NURTURING A RESILIENT EARTH
Accelerating climate solutions through AI
By: Liz Do & Alison Rutka
24 Oct, 2023
The effects of climate change can be felt globally at an alarming rate. CIFAR is at the forefront of addressing it. This special series, Nurturing a Resilient Earth, takes a closer look at how CIFAR’s community — across borders, roles and disciplines — is making a meaningful impact to bring about powerful change.
Find out how Canada CIFAR AI Chair David Rolnick is deploying AI to accelerate discoveries that could help fight climate change.
Want to learn more about their research?
Watch: CIFAR Talks: Nurturing a Resilient Earth featuring researchers from the series.
The growing ubiquity and sophistication of AI technologies has led to deep debates on ethics and their world-changing effects on society. Among the areas in which AI adoption could play a crucially positive role is the fight against climate change.
David Rolnick, a Canada CIFAR AI Chair at Mila, is the co-founder and chair of Climate Change AI, a global non-profit focused on the intersections of climate change and machine learning. A recent report produced by the group in collaboration with the Global Partnership on AI makes recommendations for governments about the use of AI for climate action, targeting four key areas in which machine learning can accelerate progress: distilling raw data into actionable information; improving predictions; optimizing complex systems; and accelerating scientific modelling and discovery.
The report helped to inform a recent planning symposium hosted by CIFAR’s Pan-Canadian AI Strategy, which brought together Canadian stakeholders from across academic, government, private and philanthropic sectors to inform the next steps for the strategy in advancing the use of AI for sustainable energy and the environment.
According to Rolnick, the use of AI to advance climate goals could take on numerous applications. From monitoring biodiversity to designing new materials for renewable energy projects, to assessing crop yield from satellite imagery, he and his team are using AI in new and inventive ways to complement existing research methodologies.

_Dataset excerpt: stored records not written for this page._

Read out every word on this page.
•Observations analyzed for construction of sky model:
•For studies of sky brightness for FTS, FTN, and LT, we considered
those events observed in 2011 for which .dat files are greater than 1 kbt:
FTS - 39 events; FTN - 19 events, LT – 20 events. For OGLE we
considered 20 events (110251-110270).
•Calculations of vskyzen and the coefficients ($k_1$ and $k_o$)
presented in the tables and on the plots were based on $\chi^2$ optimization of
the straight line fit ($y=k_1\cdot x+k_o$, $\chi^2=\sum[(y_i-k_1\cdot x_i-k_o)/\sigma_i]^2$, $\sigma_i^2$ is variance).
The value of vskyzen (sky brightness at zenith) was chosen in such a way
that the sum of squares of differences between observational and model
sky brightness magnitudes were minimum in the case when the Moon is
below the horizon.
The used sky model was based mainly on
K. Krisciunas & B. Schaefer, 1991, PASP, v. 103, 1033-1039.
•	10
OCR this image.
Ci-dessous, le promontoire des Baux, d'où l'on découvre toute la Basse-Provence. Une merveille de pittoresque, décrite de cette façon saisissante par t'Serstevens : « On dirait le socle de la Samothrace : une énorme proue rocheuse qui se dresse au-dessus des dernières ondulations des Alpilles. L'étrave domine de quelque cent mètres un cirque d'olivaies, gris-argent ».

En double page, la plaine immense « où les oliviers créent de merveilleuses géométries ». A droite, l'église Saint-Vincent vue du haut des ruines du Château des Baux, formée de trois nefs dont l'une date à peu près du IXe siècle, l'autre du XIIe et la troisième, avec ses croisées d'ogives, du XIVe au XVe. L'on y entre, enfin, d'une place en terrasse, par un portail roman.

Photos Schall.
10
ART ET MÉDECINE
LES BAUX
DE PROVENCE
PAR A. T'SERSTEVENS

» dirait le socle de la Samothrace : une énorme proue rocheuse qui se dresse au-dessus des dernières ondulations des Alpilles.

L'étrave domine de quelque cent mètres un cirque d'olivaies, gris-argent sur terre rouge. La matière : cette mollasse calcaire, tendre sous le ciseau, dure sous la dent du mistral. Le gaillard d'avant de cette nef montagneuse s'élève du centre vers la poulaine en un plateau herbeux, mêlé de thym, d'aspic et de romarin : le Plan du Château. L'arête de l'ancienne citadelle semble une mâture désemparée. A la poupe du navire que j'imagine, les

“There is never going to be a world in which we don't need physical experimentation or don't fundamentally rely on knowledge of chemistry and material science,” says Rolnick. “But sometimes AI can speed up the process of intuition or gather data at scale to enhance the research process. AI is only one piece of the puzzle.”
Rolnick is also working to advance our ability to model the climate. Current climate models use known physical laws to simulate climate predictions with a high degree of accuracy. However, given the vast amounts of information being processed, this can move at a snail’s pace. “Sometimes these models take months to run even on supercomputers,” he notes.
Rolnick’s AI algorithms are speeding up climate models used by the Canadian government. Working closely with Environment and Climate Change Canada, Rolnick uses machine learning to take pieces of existing climate simulations and approximate them less accurately, but much faster.
Recently, Rolnick’s team applied AI to a model for radiative transfer, a way of measuring the transfer of electromagnetic radiation in the atmosphere. They were able to produce an approximate simulation of radiative transfer in a much more condensed time frame.
“AI is essentially a way to cut a corner in the simulation,” he says. “Our tools have worked so well that they're actually in the process of being integrated into Environment and Climate Change Canada’s national climate models.”
Despite these advances, Rolnick admits there are challenges in adopting powerful technologies like AI for global application to solve the world’s problems. In particular, he acknowledges the many bottlenecks that exist in leveraging machine learning — everything from digital infrastructure to deployment capacity, to building and funding new technologies.
International collaboration is one such bottleneck in which AI has the potential to unlock immense efficiencies, through the sharing of data at a global, collaborative level. As a Canada CIFAR AI Chair, he’s seen the power and potential impact of knowledge and data-sharing.
“Being a Canada CIFAR AI Chair has greatly helped my work in machine learning for climate action, by providing flexible funding that can be used for projects in traditionally underfunded application areas such as ecology,” says Rolnick. “CIFAR has also enabled a vibrant Canadian AI ecosystem with close ties to the private and public sectors.”
Rolnick is motivated to continue contributing his AI expertise in the fight against climate change.
“I want to use my knowledge and skills in a way that is meaningful in impacting arguably the greatest problem that humanity faces,” he says. “That’s what led me to this intersection between different fields.”
How does CIFAR help you do impactful work to address climate change?
“Being a Canada CIFAR AI Chair has greatly helped my work in machine learning for climate action, by providing flexible funding that can be used for projects in traditionally underfunded application areas such as ecology. CIFAR has also enabled a vibrant Canadian AI ecosystem with close ties to the private and public sectors.”